I'm always looking for new chords, new voicings and sounds. And I'm convinced, if you keep your mind and ears open, you can pick up new ideas from all sorts of players. Trixie Whitley is a fantastic musician with a beautifully soulful voice. I first heard her in a little club in L.A. (with surprise guest Daniel Lanois backing her up on guitar!) and was struck by a number of things, not the least of which was her simple, funky way of moving around the guitar neck. Check out this video of her singing a cover of an old blues tune called "I'd Rather Go Blind":
Solo version (you can see the chords best here)
Version with guitar, drums and cello; dripping with groove (Bonus: you get to see Daniel Lanois dance/direct).
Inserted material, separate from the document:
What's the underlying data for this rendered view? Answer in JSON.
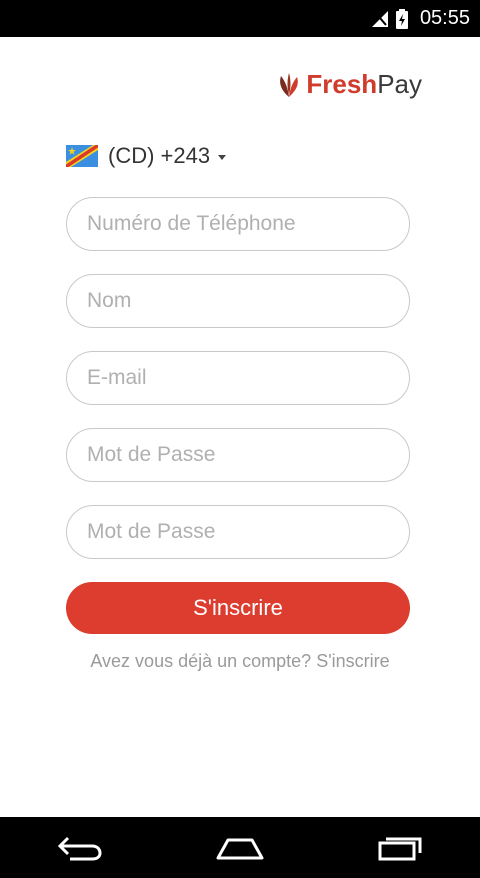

In E minor, she lays down a cool part on guitar, basically sliding around a power chord shape, just going with the open strings which are sometimes dissonant, and it sounds great. Lets take a look at the chords:
| Em G | A5 |
Stock, open Em voicing down low on the neck. Moves a finger up to take the bass note G (kind of G chord-ish, mostly Em/G) and then slides up to an A power chord shape letting the open strings work some magic (implied Am9 chord for the theory inclined).
| C5 | G5 | B5 | F5 |
This is cool. She just slides around a power chord shape built off the sixth string. Now, there is some finesse involved so don't just nail the open strings (don't mute them necessarily either - its a feel thing), but here are the chords:
| A5 | B5 | C5 | D5 |
Kind of the same thing going on here. Power chord shapes move up the neck. Also, there is a short section of three descending chords that happens right before this. Same shapes. Can you figure it out?
So, check it out. Its not technically challenging but a good reminder that music doesn't necessarily have to be to work well.
Anyway, keep your ears open for unusual sounds and fresh approaches to things you think you already know. Those open strings give the simple power chords all kinds of great chord extensions and color. And go listen more Trixie Whitley.